We might one day be able to live to 150 thanks to some wicked new drugs or biotechnological enhancements. But until then, we have to rely on improving our lifespan the old-fashioned way: staying healthy and eating right.
It turns out diet might play a more outsized role than we thought. A new peer-reviewed study published in PLOS Medicine on Tuesday suggests that a young adult living in the U.S. could add more than 10 years to their expected lifespan simply by pivoting away from a typical Western diet and closer to a traditional Mediterranean diet. That means eating much less red and processed meat; and eating many more legumes, whole grains, and nuts.
“Food is fundamental for health, and global dietary risk factors are estimated to cause 11 million deaths and 255 million disability-adjusted life years annually,” Norwegian nutrition researcher and lead study author Lars Thore Fadnes told The Daily Beast. “Understanding the health potential of different food groups could enable people to make feasible and significant health gains.” Though previous studies have sought to characterize how diet is associated with lifespan, none have done so “with the same detail” as this new study, said Fadnes.
For the new study, Fadnes and his colleagues ran a broad analysis of data from the Global Burden of Diseases study—a comprehensive 2019 investigation that measured the trends and associations of hundreds of causes of deaths, diseases, and risk factors around the world. They used that data to build a model that identifies key associations between diet and lifespan.
Through the model, the team found that a typical 20-year-old American woman who switched to a more optimal diet would likely see her life expectancy increase by an average of 10.7 years; for American men, the average was 13 years. Even older individuals would experience gains in life expectancy by making the same dietary changes, though these would be a tad more modest (about 8 years for women aged 60; and 8.8 years for men aged 60).
According to the researchers, these gains are highly powered by an emphasis on legumes, which are known to have a beneficial “metabolic profile” and are high in fiber, proteins, carbohydrates, several B-vitamins, copper, magnesium, manganese, zinc, and phosphorous. “Legumes are practically free of saturated fat and cholesterol,” said Fadnes. Whole grains share many of these characteristics, as well.

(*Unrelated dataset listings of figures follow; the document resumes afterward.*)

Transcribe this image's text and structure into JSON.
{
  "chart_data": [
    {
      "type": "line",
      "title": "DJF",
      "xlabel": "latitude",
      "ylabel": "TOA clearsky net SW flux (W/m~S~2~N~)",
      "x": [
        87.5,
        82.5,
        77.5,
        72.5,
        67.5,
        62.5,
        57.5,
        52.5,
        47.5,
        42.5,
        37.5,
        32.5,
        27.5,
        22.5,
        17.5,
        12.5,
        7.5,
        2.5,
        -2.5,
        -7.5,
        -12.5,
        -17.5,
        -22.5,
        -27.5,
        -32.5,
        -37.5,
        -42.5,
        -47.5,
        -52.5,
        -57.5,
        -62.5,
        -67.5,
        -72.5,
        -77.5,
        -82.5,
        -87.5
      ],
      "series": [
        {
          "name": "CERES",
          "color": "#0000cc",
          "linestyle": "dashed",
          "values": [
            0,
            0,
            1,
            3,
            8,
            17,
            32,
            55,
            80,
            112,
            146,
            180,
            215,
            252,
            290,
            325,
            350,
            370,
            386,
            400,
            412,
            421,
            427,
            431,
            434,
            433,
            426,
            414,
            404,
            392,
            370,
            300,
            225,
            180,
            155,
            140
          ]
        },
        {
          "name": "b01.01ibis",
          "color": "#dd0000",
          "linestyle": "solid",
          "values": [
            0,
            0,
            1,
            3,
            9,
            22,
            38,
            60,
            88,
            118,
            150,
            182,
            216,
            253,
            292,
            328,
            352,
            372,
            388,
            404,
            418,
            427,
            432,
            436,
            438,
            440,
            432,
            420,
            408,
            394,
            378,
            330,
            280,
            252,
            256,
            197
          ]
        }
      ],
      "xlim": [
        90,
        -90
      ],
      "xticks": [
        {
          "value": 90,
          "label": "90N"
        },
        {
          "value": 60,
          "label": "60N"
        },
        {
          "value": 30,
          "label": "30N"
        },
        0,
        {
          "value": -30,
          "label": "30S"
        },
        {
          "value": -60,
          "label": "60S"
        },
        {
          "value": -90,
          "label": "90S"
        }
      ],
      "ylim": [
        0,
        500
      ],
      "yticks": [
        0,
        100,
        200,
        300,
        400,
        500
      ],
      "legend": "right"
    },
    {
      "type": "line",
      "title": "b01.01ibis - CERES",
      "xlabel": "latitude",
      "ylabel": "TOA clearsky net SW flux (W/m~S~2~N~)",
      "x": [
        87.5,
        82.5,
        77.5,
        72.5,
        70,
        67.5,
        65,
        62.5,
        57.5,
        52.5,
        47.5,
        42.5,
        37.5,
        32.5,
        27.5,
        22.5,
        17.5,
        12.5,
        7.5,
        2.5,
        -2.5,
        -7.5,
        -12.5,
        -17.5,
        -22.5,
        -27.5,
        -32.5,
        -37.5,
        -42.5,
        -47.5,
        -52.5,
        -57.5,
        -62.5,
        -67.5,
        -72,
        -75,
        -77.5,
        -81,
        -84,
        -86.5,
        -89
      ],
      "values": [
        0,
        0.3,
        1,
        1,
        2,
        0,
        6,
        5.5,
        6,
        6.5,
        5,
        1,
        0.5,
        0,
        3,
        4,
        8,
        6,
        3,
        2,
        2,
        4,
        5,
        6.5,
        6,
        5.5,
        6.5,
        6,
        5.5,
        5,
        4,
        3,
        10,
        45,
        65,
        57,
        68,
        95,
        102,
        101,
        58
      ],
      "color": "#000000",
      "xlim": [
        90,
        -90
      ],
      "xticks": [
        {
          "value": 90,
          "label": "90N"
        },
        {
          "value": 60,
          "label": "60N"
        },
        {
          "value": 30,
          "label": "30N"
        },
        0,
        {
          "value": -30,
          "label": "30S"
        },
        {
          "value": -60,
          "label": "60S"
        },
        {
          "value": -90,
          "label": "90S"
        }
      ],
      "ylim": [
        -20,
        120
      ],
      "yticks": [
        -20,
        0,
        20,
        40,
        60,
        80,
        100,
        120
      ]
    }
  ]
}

And nuts are known to be dense in nutrients, and rich in antioxidant and antimicrobial compounds.
According to Fadnes, these three foods are staples of diets in the so-called “blue zones” around the world that have unusually high rates of longevity, like Okinawa, Japan; Sardinia, Italy; the Nicoya Peninsula in Costa Rica; and Icaria, Greece.
Western diets, on the other hand, are energy-dense, have more saturated fats, and can produce many unhealthy compounds during preparations like frying and barbecuing—none of which is great for long life. The authors define a Western diet as one that’s heavy on red meat and processed meats, big on sugary drinks, contains about half the optimal amount of fruits and vegetables, and a relatively limited amount of whole grains and fish.
The biggest takeaway, obviously, is that people should move off of Western diets and adopt something similar to the Mediterranean diet. And they should especially start doing so at a young age (that won’t be an easy sell on most college campuses, but maybe someone can figure out a viral marketing campaign for Gen Z).
Fadnes and his colleagues have even turned their model into an online public tool called Food4HealthyLife. Users can plug in their information and get a calculation of their life expectancy and how dietary changes could help them gain more years. Fadnes cautions, however, that this shouldn’t be used to make individual forecasts about when you’ll die; rather, it should be a useful way to get a sense of how someone can improve their lifestyles.